Now's a great time to get into neurohacking
Self-tracking and self-experimentation — the core of neurohacking — are easier to do now than they have been at any other time in history. We have smartphones with apps that can log your data automatically. We have free spreadsheet tools to document our experiments. You can order many tests and interventions from the comfort of your own home. Even if you prefer pencil and paper for tracking, you can still find online communities in which to get tips and troubleshoot. Doctors are more open to self-tracking than they were a decade ago, when I first began the research for this book. That means that you can (and should!) share your findings with your doctor as you track yourself and run your self-experiments. You can provide data that can help them personalize their care for you.

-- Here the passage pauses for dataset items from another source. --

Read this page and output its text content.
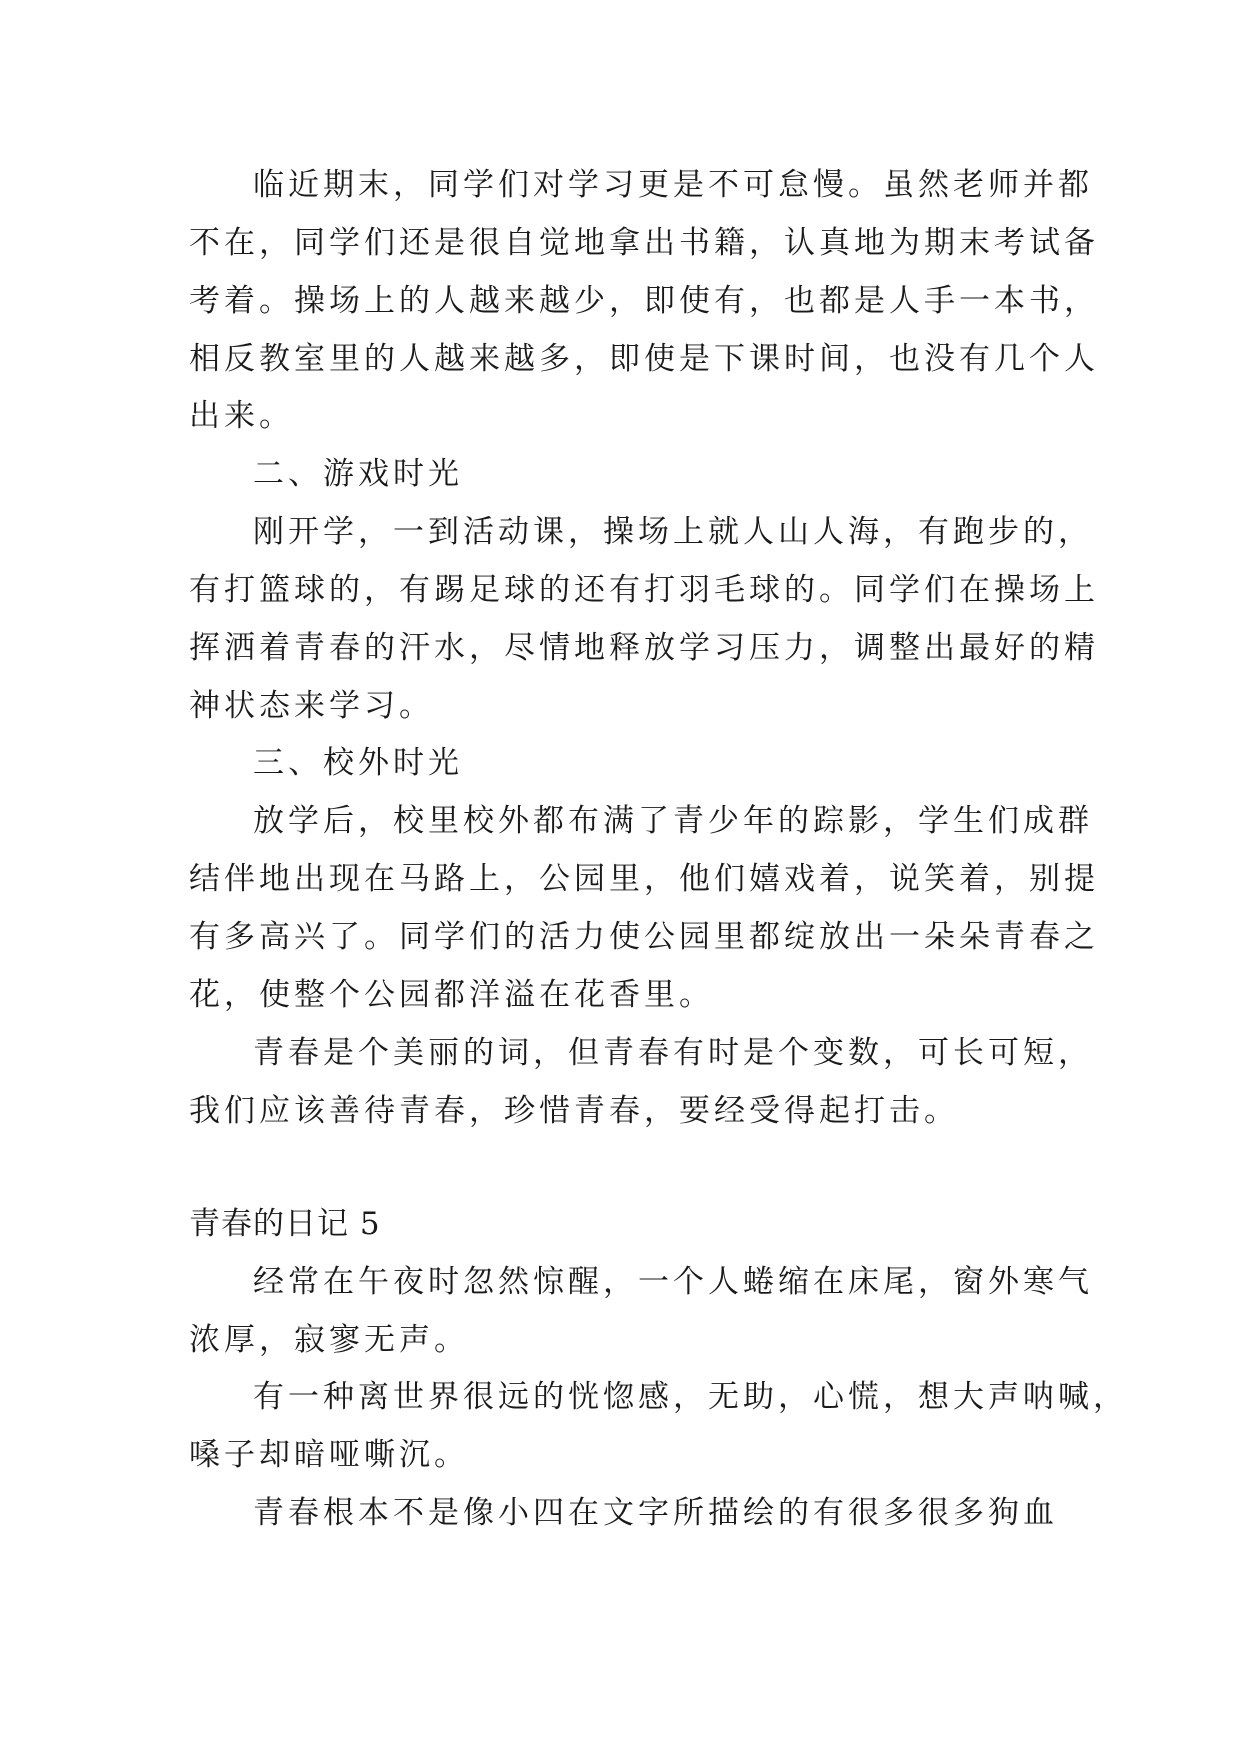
临近期末，同学们对学习更是不可怠慢。虽然老师并都
不在，同学们还是很自觉地拿出书籍，认真地为期末考试备
考着。操场上的人越来越少，即使有，也都是人手一本书，
相反教室里的人越来越多，即使是下课时间，也没有几个人
出来。
二、游戏时光
刚开学，一到活动课，操场上就人山人海，有跑步的，
有打篮球的，有踢足球的还有打羽毛球的。同学们在操场上
挥洒着青春的汗水，尽情地释放学习压力，调整出最好的精
神状态来学习。
三、校外时光
放学后，校里校外都布满了青少年的踪影，学生们成群
结伴地出现在马路上，公园里，他们嬉戏着，说笑着，别提
有多高兴了。同学们的活力使公园里都绽放出一朵朵青春之
花，使整个公园都洋溢在花香里。
青春是个美丽的词，但青春有时是个变数，可长可短，
我们应该善待青春，珍惜青春，要经受得起打击。
青春的日记 5
经常在午夜时忽然惊醒，一个人蜷缩在床尾，窗外寒气
浓厚，寂寥无声。
有一种离世界很远的恍惚感，无助，心慌，想大声呐喊，
嗓子却暗哑嘶沉。
青春根本不是像小四在文字所描绘的有很多很多狗血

Case study #3: clearing brain fog
In the late summer of 2014, Mark Drangsholt, a clinician-scientist and triathlete, gave a talk at a Quantified Self conference. He explained that he had complained to his doctor that he was suffering from brain fog — periods when he couldn't remember words, forgot key information, and couldn't concentrate. Because brain fog can have many causes and because Drangsholt seemed generally healthy, the doctor was unsure how to help.
Drangsholt decided to take matters into his own hands; he gathered genetic, blood, and cognitive test data from consumer companies. Armed with this array of data, he returned to his doctor. Together, they were able to pinpoint the likely cause of his bouts of brain fog: narrowing in small blood vessels in a key area of his brain. The doctor prescribed a statin that lowered his cholesterol levels; Drangsholt's brain fog went away.
Would Drangsholt or his doctor say everyone with brain fog should take a statin? Almost certainly not. Drangsholt's self-tracking, however, helped support a much more personalized form of medicine. Knowledge through self-experimentation is power; Drangsholt's self-knowledge gave him the power to finally dispel his brain fog.